Certains hommes ont commencé à élargir leur routine avec une gamme plus large de produits de soin du visage, des masques faciaux aux produits solaires. « Les données de Mintel montrent qu’en 2020, les hommes chinois utilisent en moyenne 2,3 types de produits de soin du visage, contre 1,7 en 2017 », précise-t-elle.

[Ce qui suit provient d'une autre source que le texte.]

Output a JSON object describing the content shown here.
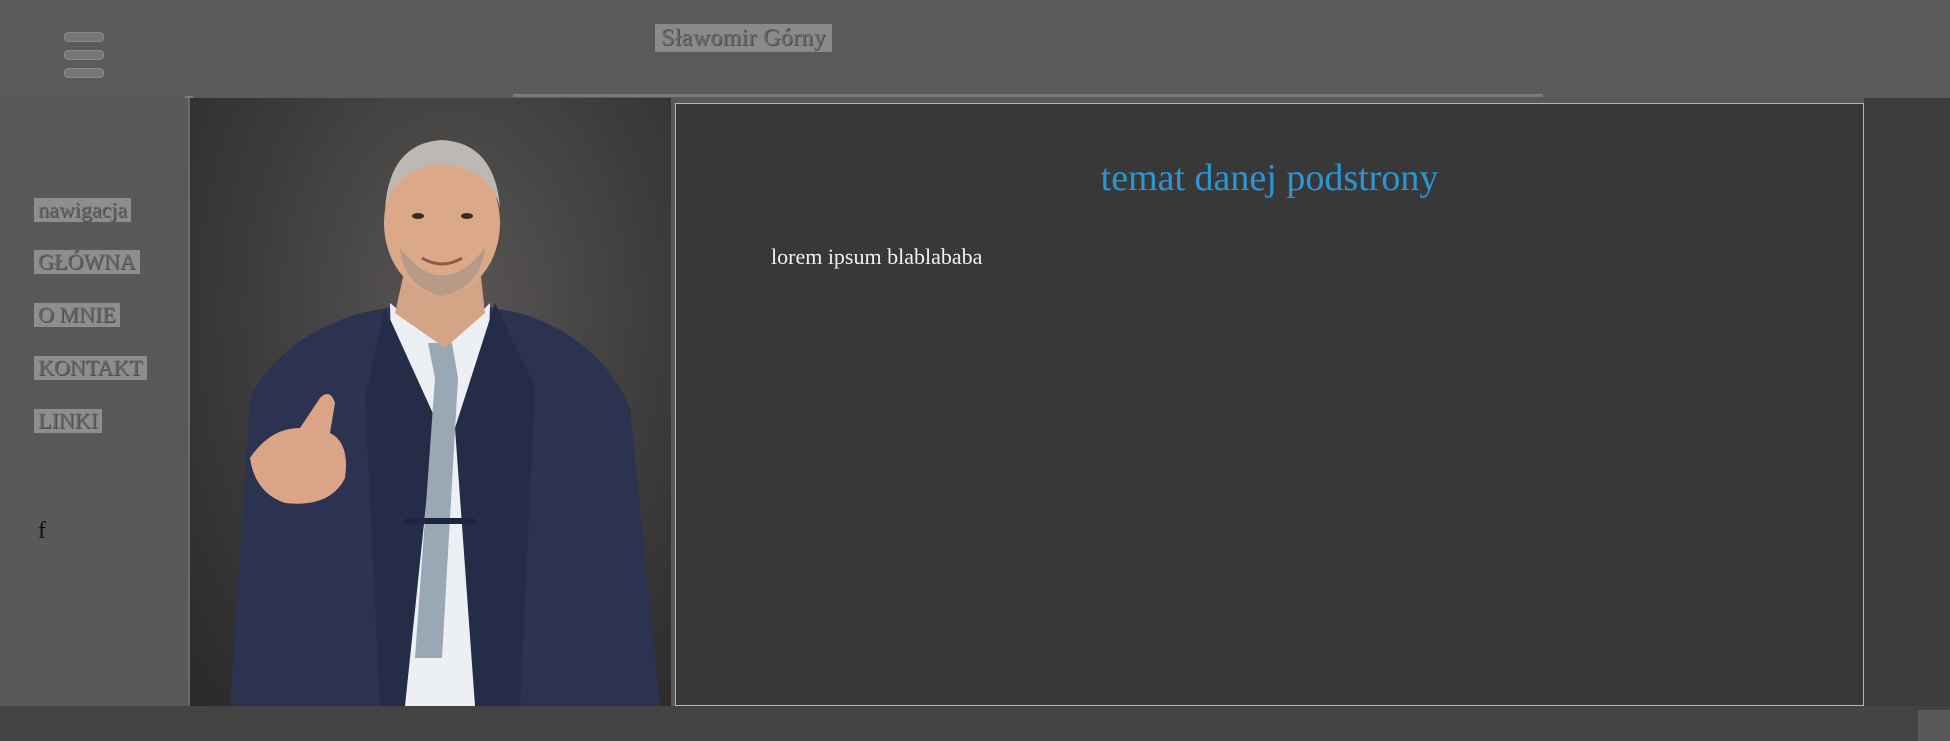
{
  "header": {
    "site_title": "Sławomir Górny",
    "menu_icon": "hamburger-menu-icon"
  },
  "sidebar": {
    "heading": "nawigacja",
    "items": [
      {
        "label": "GŁÓWNA"
      },
      {
        "label": "O MNIE"
      },
      {
        "label": "KONTAKT"
      },
      {
        "label": "LINKI"
      }
    ],
    "social_icon": "facebook-icon",
    "social_label": "f"
  },
  "photo": {
    "subject": "portrait-photo"
  },
  "main": {
    "heading": "temat danej podstrony",
    "body": "lorem ipsum blablababa"
  },
  "colors": {
    "background": "#595959",
    "content_bg": "#383838",
    "heading_blue": "#2a96d4",
    "footer": "#434343"
  }
}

Toutefois, souligne-t-elle, une proportion croissante d’hommes peine encore à ressentir un besoin en soins du visage et ont abandonné cette catégorie ces dernières années. Le pourcentage d’hommes qui n’ont utilisé aucun produit cosmétique au cours des six derniers mois a augmenté ces trois dernières années, passant de 12% en 2017 à 21% en 2019 et 25% en 2020. Les consommateurs de catégorie d’âge 25-29 ans et habitant les grandes métropoles sont plus susceptibles d’arrêter d’utiliser des produits de soin du visage. « Cela indique que certains hommes considèrent encore les soins du visage comme une catégorie facultative et abandonnent leur utilisation après quelques essais », analyse Alice Li.

Comment les marques occidentales, qui avaient bousculé les codes, avec notamment le lancement en 2018 la gamme de maquillage Chanel Boy, suivie par la gamme unisexe Givenchy Mister, peuvent-elles se positionner sur ce marché complexe ? « Les marques occidentales pouvant être plus à l’aise avec les représentations inclusives du genre, elles ont une carte à jouer pour forger de nouvelles masculinités sources d’inspiration en Chine, qui resteraient à l’écart du personnage de ‘little fresh meat’, tout en exprimant plus de fluidité de genre », suggère Laurence Lim Dally. « Les marques chinoises pourraient rester plus conservatrices lorsqu’elles représentent la masculinité pour le regard masculin », conclut-elle.